Their Wings Fully Developed, Shelton High Grads Take Flight

A large crowd watched 385 graduates receive their diplomas.

Shelton High School's Class of 2013 compiled a long list of memories over the past four years. Class trips to Italy, France and Spain. Helping charities like Habitat for Humanity, Spooner House and the American Red Cross.

Its student athletes excelled in their sports with the girls soccer team winning its first Class LL State Championship in 2010 and the baseball team ending its 36 year championship drought two years later, according to Senior Class President John Tice.

"We came in with wings that needed to be developed and we have come here with wings fully grown," Tice said from the stage on the school football field, while serving as Master of Ceremonies for the 2013 Commencement Thursday.

Valedictorian, Kristen Grabarz, noted how not even Hurricane Sandy, the Mayan prediction of the end of the world nor "Storm Nemo" could stop her class from making it to this day.

"We're orange and I'm not talking about a pre-graduation tanning going ghastly wrong," she joked when talking about the school's color.

Grabarz spoke of the orange glow of morning sunshine and said the color symbolizes "hope, possibility and renewal".

Though finding orange lockers will be hard to come by, Grabarz told her classmates to always try to embrace their inner orange. 

Maturity, Belief & Special Sauce 

Carolyn Rennie, the Senior Class Essayist, joked about how they all arrived as freshmen four years ago, "short with backpacks and braces," and added they are now leaving as mature adults.

She praised her class for overcoming "severe districtwide budget cuts" that nearly cost their school its sports programs.

Salutatorian Joseph Stein said that, while intelligence and hard work can allow people to achieve lofty goals, belief in one's self often makes the difference.
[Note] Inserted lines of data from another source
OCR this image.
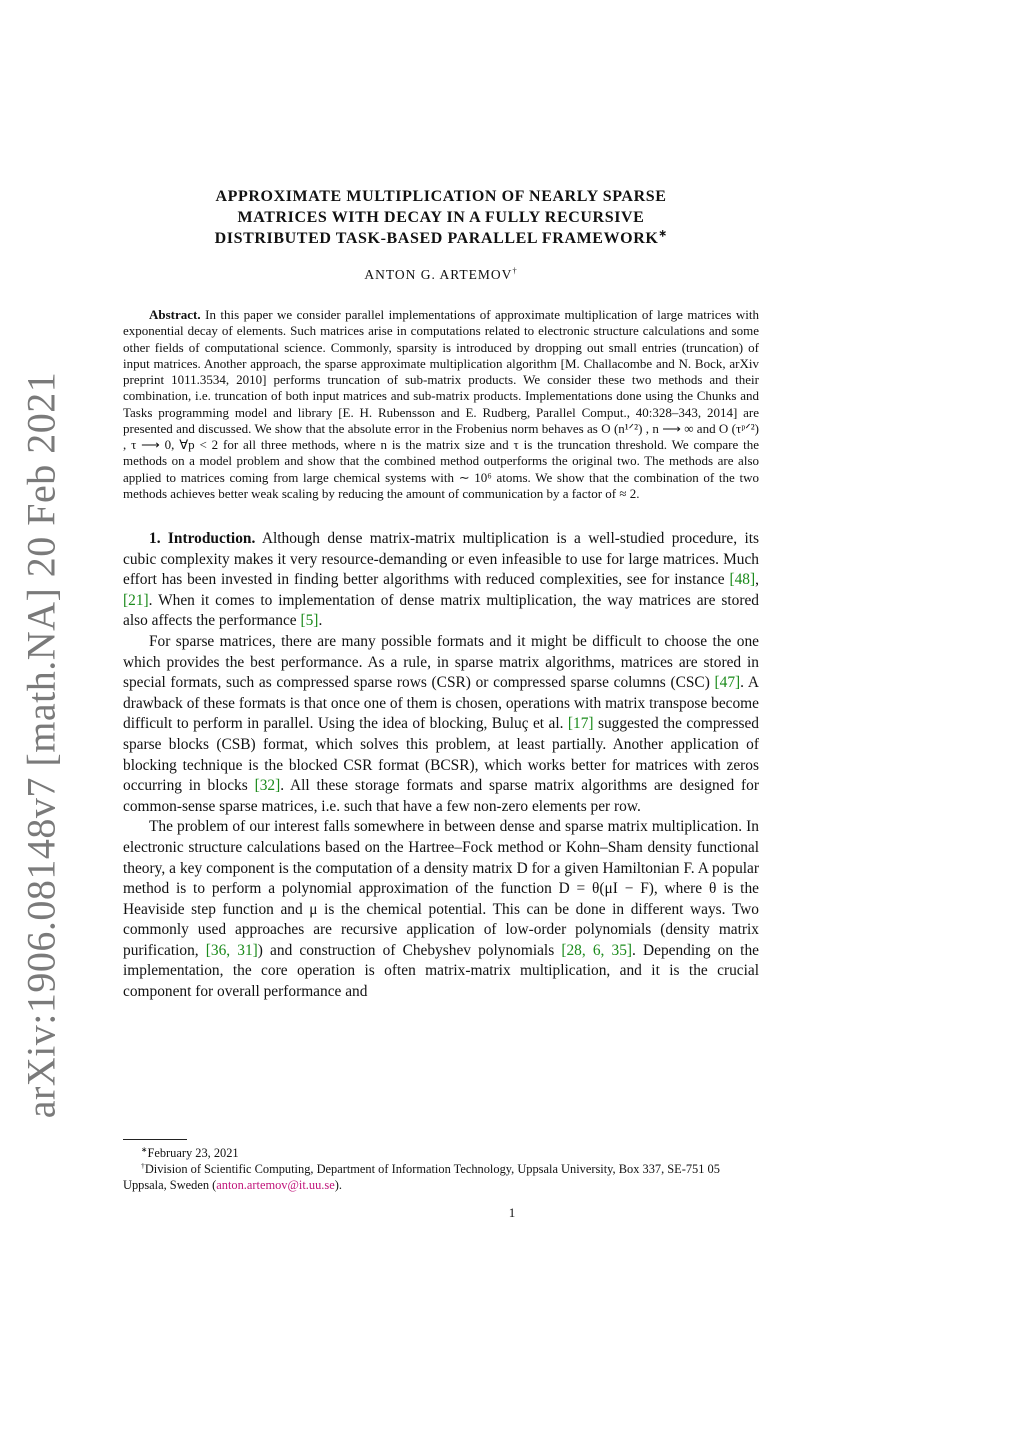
arXiv:1906.08148v7 [math.NA] 20 Feb 2021
APPROXIMATE MULTIPLICATION OF NEARLY SPARSE
MATRICES WITH DECAY IN A FULLY RECURSIVE
DISTRIBUTED TASK-BASED PARALLEL FRAMEWORK∗
ANTON G. ARTEMOV†

Abstract. In this paper we consider parallel implementations of approximate multiplication of large matrices with exponential decay of elements. Such matrices arise in computations related to electronic structure calculations and some other fields of computational science. Commonly, sparsity is introduced by dropping out small entries (truncation) of input matrices. Another approach, the sparse approximate multiplication algorithm [M. Challacombe and N. Bock, arXiv preprint 1011.3534, 2010] performs truncation of sub-matrix products. We consider these two methods and their combination, i.e. truncation of both input matrices and sub-matrix products. Implementations done using the Chunks and Tasks programming model and library [E. H. Rubensson and E. Rudberg, Parallel Comput., 40:328–343, 2014] are presented and discussed. We show that the absolute error in the Frobenius norm behaves as O (n¹ᐟ²) , n ⟶ ∞ and O (τᵖᐟ²) , τ ⟶ 0, ∀p < 2 for all three methods, where n is the matrix size and τ is the truncation threshold. We compare the methods on a model problem and show that the combined method outperforms the original two. The methods are also applied to matrices coming from large chemical systems with ∼ 10⁶ atoms. We show that the combination of the two methods achieves better weak scaling by reducing the amount of communication by a factor of ≈ 2.

1. Introduction. Although dense matrix-matrix multiplication is a well-studied procedure, its cubic complexity makes it very resource-demanding or even infeasible to use for large matrices. Much effort has been invested in finding better algorithms with reduced complexities, see for instance [48], [21]. When it comes to implementation of dense matrix multiplication, the way matrices are stored also affects the performance [5].

For sparse matrices, there are many possible formats and it might be difficult to choose the one which provides the best performance. As a rule, in sparse matrix algorithms, matrices are stored in special formats, such as compressed sparse rows (CSR) or compressed sparse columns (CSC) [47]. A drawback of these formats is that once one of them is chosen, operations with matrix transpose become difficult to perform in parallel. Using the idea of blocking, Buluç et al. [17] suggested the compressed sparse blocks (CSB) format, which solves this problem, at least partially. Another application of blocking technique is the blocked CSR format (BCSR), which works better for matrices with zeros occurring in blocks [32]. All these storage formats and sparse matrix algorithms are designed for common-sense sparse matrices, i.e. such that have a few non-zero elements per row.

The problem of our interest falls somewhere in between dense and sparse matrix multiplication. In electronic structure calculations based on the Hartree–Fock method or Kohn–Sham density functional theory, a key component is the computation of a density matrix D for a given Hamiltonian F. A popular method is to perform a polynomial approximation of the function D = θ(μI − F), where θ is the Heaviside step function and μ is the chemical potential. This can be done in different ways. Two commonly used approaches are recursive application of low-order polynomials (density matrix purification, [36, 31]) and construction of Chebyshev polynomials [28, 6, 35]. Depending on the implementation, the core operation is often matrix-matrix multiplication, and it is the crucial component for overall performance and

∗February 23, 2021

†Division of Scientific Computing, Department of Information Technology, Uppsala University, Box 337, SE-751 05 Uppsala, Sweden (anton.artemov@it.uu.se).

1
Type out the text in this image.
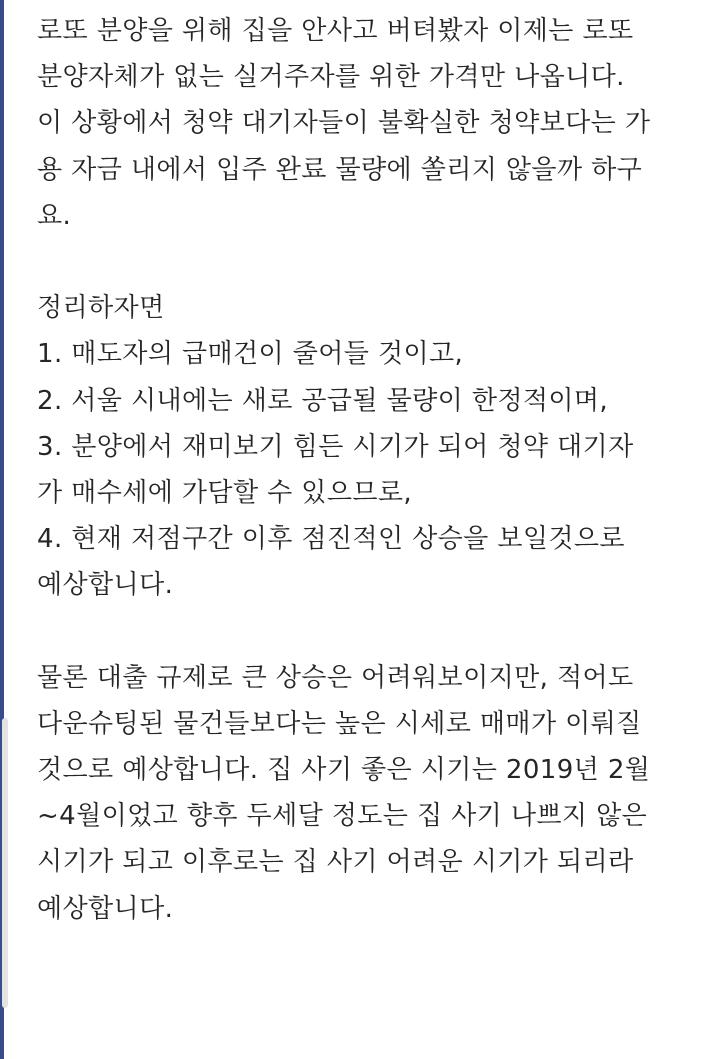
로또 분양을 위해 집을 안사고 버텨봤자 이제는 로또
분양자체가 없는 실거주자를 위한 가격만 나옵니다.
이 상황에서 청약 대기자들이 불확실한 청약보다는 가
용 자금 내에서 입주 완료 물량에 쏠리지 않을까 하구
요.
정리하자면
1. 매도자의 급매건이 줄어들 것이고,
2. 서울 시내에는 새로 공급될 물량이 한정적이며,
3. 분양에서 재미보기 힘든 시기가 되어 청약 대기자
가 매수세에 가담할 수 있으므로,
4. 현재 저점구간 이후 점진적인 상승을 보일것으로
예상합니다.
물론 대출 규제로 큰 상승은 어려워보이지만, 적어도
다운슈팅된 물건들보다는 높은 시세로 매매가 이뤄질
것으로 예상합니다. 집 사기 좋은 시기는 2019년 2월
~4월이었고 향후 두세달 정도는 집 사기 나쁘지 않은
시기가 되고 이후로는 집 사기 어려운 시기가 되리라
예상합니다.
"Belief is comparable to the yeast that makes bread rise and the special sauce that makes a Big Mac so tasty," he said, causing laughter among his classmates looking on in their caps and gowns.

A Rocky Road to Oz

On behalf of the entire city, Mayor Mark Lauretti extended congratulations to the young men and women of the Class of 2013 on "a job well done". He told the crowd that his son Joe was graduating with them that day and how his other children also graduated from Shelton High School.

One bit of advice the mayor left the graduates with was, "Do not spend more than your ability to pay."

"I wish you Godspeed as the caretakers of our future," Lauretti closed.

Mark Holden, chairman of the Board of Education, told the class to dream, plan and work hard.

Supt. of Schools Freeman Burr reminded the graduates that great things are not easily achieved and when something is, it's usually fleeting. He said greatness takes effort and commitment to the task — and the ability to cope with setbacks.

Burr said, "There's no such thing as a paved yellow brick road leading to Oz."